On Sun, 2001-10-14 at 20:02, Bill Kelly wrote:
> 
> From: "Sean Middleditch" <elanthis / awesomeplay.com>
> >
> [...]
> > escaped.  Also, what about something like
> > 
> > abc,def,\"abc,"123,456"\,xxy
> > 
> > The escapes won't work.  I once had a regexp that (in almost all cases)
> > properly handled this, but I don't recall what it was.  Unfortunately,
> > I'm not talented enough at regexps to figure it out again without
> > another hour of work.  ^,^  I don't know if handling the \ escapes is
> > important though for this situation (I had some text files at work that
> > did need it, though... was a real pain).
> 
> Here's one that should handle everything EXCEPT that pesky escaped
> comma _outside_ the quoted string.  :-(  Is that for real ???  I
> take it that ought to tokenize to
> 'abc', 'def', '\"abc', '123,456\,xxy' ??????
> 

Ya, that was the tokenization I was looken for. 
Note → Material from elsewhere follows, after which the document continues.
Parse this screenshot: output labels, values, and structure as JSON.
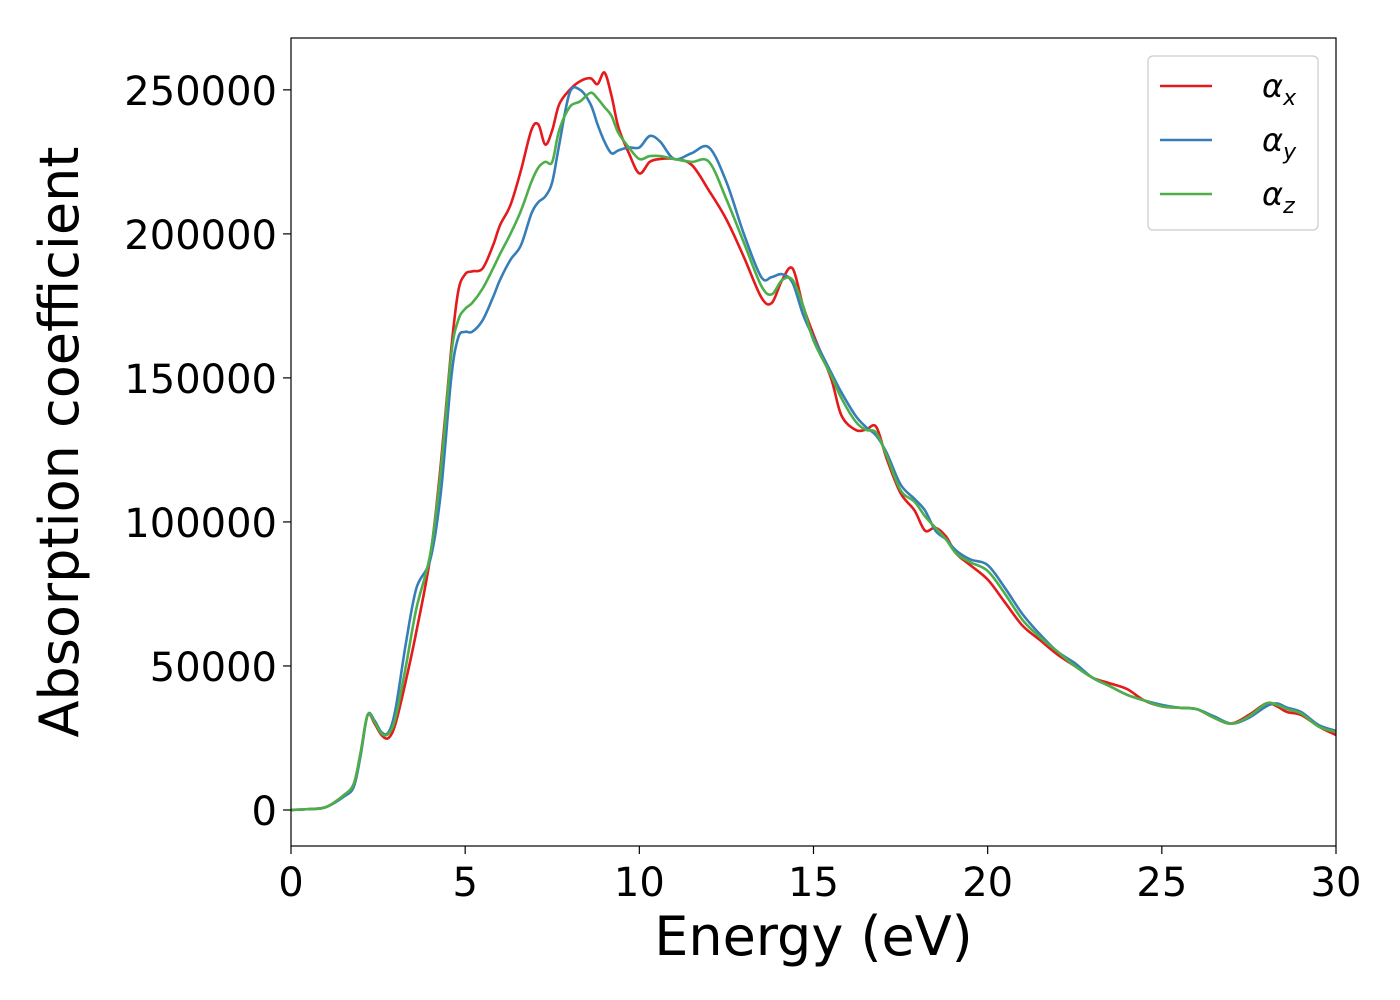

I don't think I've ever seen an app do that, but after some
inexperienced user decides to go hadn tweak stuff, things can get
ugly...

No, Iv'e never seen taht, but I am also a worst case scenario type
person.  ^,^  Also, I look at the rules of what the syntax means, and I
always make sure my code can completely follow the rules no matter how
weird.  There is a 1 in a trillion chance it's needed, but oh well.  I'm
weird like that.  ^,^

> That seems really weird because it gobbles quotes and yet concatenates
> fields (as it were) with that escaped comma following the quotes.
> I'd have expected the program generating the CSV to have output that
> field as "\"123,456\",xxy" . . . which the below can handle, but . . .
> 
> Anyway, for what it's worth  :-)
> 
> 
> require 'runit/testcase'
> require 'runit/cui/testrunner'
> 
> def csv_split(str)
>     str.scan(/(?:\A|,)\s*"((?:\\"|[^"])*)"|(?:\A|,)([^",]*|[^",][^,]*)(?=,|\z)/).flatten!.compact!
> end
> 

Jeez, Iit would take me hours to come up with that.  If employers took
regexp's on resumes, you could get a hell of a job with that.  ~,^

> class TestCsvSplit < RUNIT::TestCase
>     def testCsvSplit
>         fields = csv_split(%q{"aaa",,"c,\"d\",",,,"fff",,,})
>         assert fields == ['aaa', '', 'c,\"d\",', '', '', 'fff', '', '', '']
>         fields = csv_split(%q{"\"",,"a\"\"b","\"c\"",})
>         assert fields == ['\"', '', 'a\"\"b', '\"c\"', '']
>         fields = csv_split(%q{abc,def,\"abc,"123,456",xxy})
>         assert fields == ['abc', 'def', '\"abc', '123,456', 'xxy']
>         fields = csv_split(%q{abc,def,\"abc,"\"123,456\",xxy"})
>         assert fields == ['abc', 'def', '\"abc', '\"123,456\",xxy']
>     end
> end
> 
> 
> RUNIT::CUI::TestRunner.run(TestCsvSplit.suite)
> 
> 
> 
> Bill
> 
>